For this project I produced a silicon wafer containing hundreds of chips each with dozens of devices in a semester-long project for one of my university classes. The devices on the chips include resistors, capacitors, diodes, MOSFETs, an inverter, and a ring oscillator.

Performance

After the fabrication, I analyzed the I-V characteristics of the various deviced to verify that the fabrication was successful.

Resistors

For the resistors, made of thin stript of polysilicon or aluminum, a straight I-V curve is expected.

Diode

The diode is behaving as expected - with a forward voltage around 0.5V and a high breakdown voltage. This is important, as the more complex devices all rely on these PN-junction diodes.

MOSFET

The MOSFET characteristics are as expected.

Inverter

The inverter, made of two MOSFETs, has a low V_out at high input voltages and high V_out for low input voltage.

Process

The final wafer takes ten steps to produce and uses four photolithography masks. I focus specifically on the steps as they relate to the MOSFET devices, however these are the same steps as for other devices.

Initial Wafer

The starting wafer is a three-inch ⟨100⟩ Si wafer, doped slightly p-type.

Step 1: Field Oxidation

Before any other process steps, I grew a ~450nm oxide layer on the wafer, which will protect the wafer during subsequent steps.

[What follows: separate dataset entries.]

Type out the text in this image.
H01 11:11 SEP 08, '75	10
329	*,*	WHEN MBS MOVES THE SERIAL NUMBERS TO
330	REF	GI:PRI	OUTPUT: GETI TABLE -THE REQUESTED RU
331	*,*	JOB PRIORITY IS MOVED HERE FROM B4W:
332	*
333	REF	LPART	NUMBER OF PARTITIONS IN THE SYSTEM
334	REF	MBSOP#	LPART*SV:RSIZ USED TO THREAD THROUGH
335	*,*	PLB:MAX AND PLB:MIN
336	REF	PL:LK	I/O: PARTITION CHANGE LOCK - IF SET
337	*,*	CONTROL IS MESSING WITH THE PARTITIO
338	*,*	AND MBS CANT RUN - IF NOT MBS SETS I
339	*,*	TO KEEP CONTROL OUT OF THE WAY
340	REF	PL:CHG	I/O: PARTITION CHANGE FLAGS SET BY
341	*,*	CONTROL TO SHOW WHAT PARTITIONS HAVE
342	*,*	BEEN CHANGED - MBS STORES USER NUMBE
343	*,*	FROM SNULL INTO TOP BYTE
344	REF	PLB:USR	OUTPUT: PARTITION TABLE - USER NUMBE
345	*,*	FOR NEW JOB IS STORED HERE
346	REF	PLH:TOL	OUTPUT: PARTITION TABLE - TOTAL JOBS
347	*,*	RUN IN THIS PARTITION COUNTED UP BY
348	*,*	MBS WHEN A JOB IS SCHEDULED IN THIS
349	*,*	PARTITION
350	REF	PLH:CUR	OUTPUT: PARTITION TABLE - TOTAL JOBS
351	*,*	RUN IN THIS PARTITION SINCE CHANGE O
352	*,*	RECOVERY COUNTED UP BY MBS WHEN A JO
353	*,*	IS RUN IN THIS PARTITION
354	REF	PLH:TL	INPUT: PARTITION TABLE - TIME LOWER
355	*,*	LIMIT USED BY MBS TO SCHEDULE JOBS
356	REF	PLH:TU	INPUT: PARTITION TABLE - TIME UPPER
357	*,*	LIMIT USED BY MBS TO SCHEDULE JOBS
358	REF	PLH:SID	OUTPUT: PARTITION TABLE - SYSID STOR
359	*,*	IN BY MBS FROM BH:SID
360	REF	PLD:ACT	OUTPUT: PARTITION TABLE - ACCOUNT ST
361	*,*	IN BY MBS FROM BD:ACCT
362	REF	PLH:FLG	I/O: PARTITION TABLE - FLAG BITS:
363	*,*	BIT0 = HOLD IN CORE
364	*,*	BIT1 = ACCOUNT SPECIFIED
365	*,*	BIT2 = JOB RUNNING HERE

Step 2: Active Area Photolithography and Etch

In this step I etched away field oxide exposing the active areas of the wafer where the features will be.

Step 3: Gate Oxidation

In this step, the oxide layer that will serve as the dielectric in the gate is grown.

Step 4: Polysilicon Deposition

Polysilicon is deposited onto the wafers, which will serve as the conductive 'metal' layer in the MOSFETs.

Step 5: Gate Photolithography and Etch

The polysilicon is etched away from everwhere except where it will be in the conductive gate layer. The remaining polysilicon is then used as a mask for the gate oxide etch.

Step 6: Source and Drain Doping

Spin-on glass is used to dope the source and drain with phosphorous, which creates the PN-junctions necessary for the MOSFETs with the p-type base wafer.

Step 7: Dopant Drive-in and Intermediate Oxidation

Drive-in increases the size of the source/drain regions, and the oxidation creates a layer that will serve as a mask during metal deposition.

Step 8: Contact Hole Photolithography and Etch

The step is where I added the holes that allow the metal layer to contact the silicon and polysilicon layers, such as in the source, gate, and drain.

Step 9: Metallization

Aluminum is deposited on the wafer by sputtering.

Step 10: Metal Photolithography and Etch

In this step, I etch away most of the metal, leaving behind only the contacts for the final wafer to probe it during characterization. The final step in the fabrication process is to then sinter the wafer to improve the aluminum/silicon contact.